Гитлер беспокойно ходил взад и вперед в саду Оберзальцберга. «Я действительно не знаю, что делать. Это слишком трудное решение. Больше всего мне хотелось бы присоединиться к англичанам. Но история показывает, что англичане часто бывают ненадежными. Если я буду с ними, между мной и Италией все будет навсегда кончено. После этого меня бросят англичане, и мы будем сидеть между двумя стульями». В таком духе он часто высказывался осенью 1935 г., обращаясь к своему узкому кругу, как всегда, сопровождавшему его на Оберзальцберг. Муссолини в эти дни начал вторжение в Абиссинию, сопровождавшееся массированными бомбардировками, негус бежал, была провозглашена новая Римская империя.
С тех пор, как визит Гитлера в Италию в 1934 г. принес так мало успехов, он стал не доверять, правда, не Муссолини, но уж во всяком случае итальянцам и итальянской политике. И вот, видя, что его сомнения получают подтверждение, Гитлер вспомнил один политический завет Гинденбурга, согласно которому Германия никогда больше не должна была действовать совместно с Италией. Под водительством Англии Лига наций ввела экономические санкции против Италии. Теперь нужно принять окончательное решение, считал Гитлер, быть ли с англичанами или с итальянцами. Это будет решение на длительную перспективу. Как это случалось не раз и в будущем, он говорил о своей готовности гарантировать англичанам неприкосновенность их колоний в обмен на общее урегулирование.
Но обстоятельства не оставляли ему выбора. Они вынуждали его принять решение в пользу Муссолини. Несмотря на общность идеологии и наметившиеся личные отношения, это было нелегким решением. Еще много дней спустя Гитлер подавленно говорил, что ситуация вынудила его совершить этот шаг. Тем большее облегчение он испытал, когда несколько недель спустя выяснилось, что введенные наконец санкции по именно решающим позициям не затронули Италию. Из этого Гитлер заключил, что Англия, как и Франция, не желают идти на риск и уклоняются от всякой опасности. То, что позднее выглядело как дерзость, было результатом этого открытия. Западные правительства, как он заметил тогда, проявили себя слабыми и нерешительными.

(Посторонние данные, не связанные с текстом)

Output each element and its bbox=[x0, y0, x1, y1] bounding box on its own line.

Эти его представления получили дальнейшее подтверждение, когда 7 марта 1936 г. немецкие войска вошли в демилитаризованную Рейнскую область. Это было открытым нарушением Локарнского договора, по условиям которого ответный ввод войск держав-участниц был бы оправдан. Гитлер нервно ожидал первой реакции. В спецвагоне, в котором мы вечером этого дня выехали в Мюнхен, во всех купе царила атмосфера крайней напряженности, которую излучал салон фюрера. На одной из станций в вагон поступила новость. Гитлер облегченно вздохнул: «Наконец-то! Английский король не станет вмешиваться. Он сдержит свое обещание. Таким образом, все может пройти хорошо». Реакция Гитлера выдала его незнание того, какие ничтожные возможности конституция предоставляет английской короне по сравнению с парламентом и правительством. И все же для военной интервенции, конечно, требуется согласие короля, и может быть, это было как раз то, что хотел дать понять Гитлер. Во всяком случае, его беспокойство было сильно и даже позднее, когда он вел войну почти со всем миром, он всегда называл вступление в Рейнскую область своим самым рискованным предприятием: «У нас не было настоящей армии: у нее даже не было достаточно сил, чтобы в одиночку выступить против Польши. Если бы французы предприняли серьезные действия, нас бы победили без труда, через пару дней наше сопротивление был бы сломлено. А то, что у нас называлось ВВС, просто вызывало смех. Несколько Ю-52 „Люфтганзы“ и даже для них у нас не было достаточно бомб». После отречения от престола короля Эдуарда VIII, будущего герцога Виндзорского, он еще часто заводил разговоры о его якобы благожелательном отношении к национал-социалистической Германии: «Я уверен, что благодаря ему удалось бы достичь прочных дружественных отношений с Англией. С ним все было бы иначе. Его уход стал для нас тяжелой потерей». После этого следовали замечания о темных антинемецких силах, определявших развитие британской политики. Его сожаления о том, что не удалось наладить отношения с Англией, красной нитью проходили через все годы его правления. Они еще более усилились после того, как 22 октября 1937 г. герцог Виндзорский с супругой посетил Гитлера на Оберзальцберге и якобы хорошо отозвался о достигнутом в Третьем Рейхе.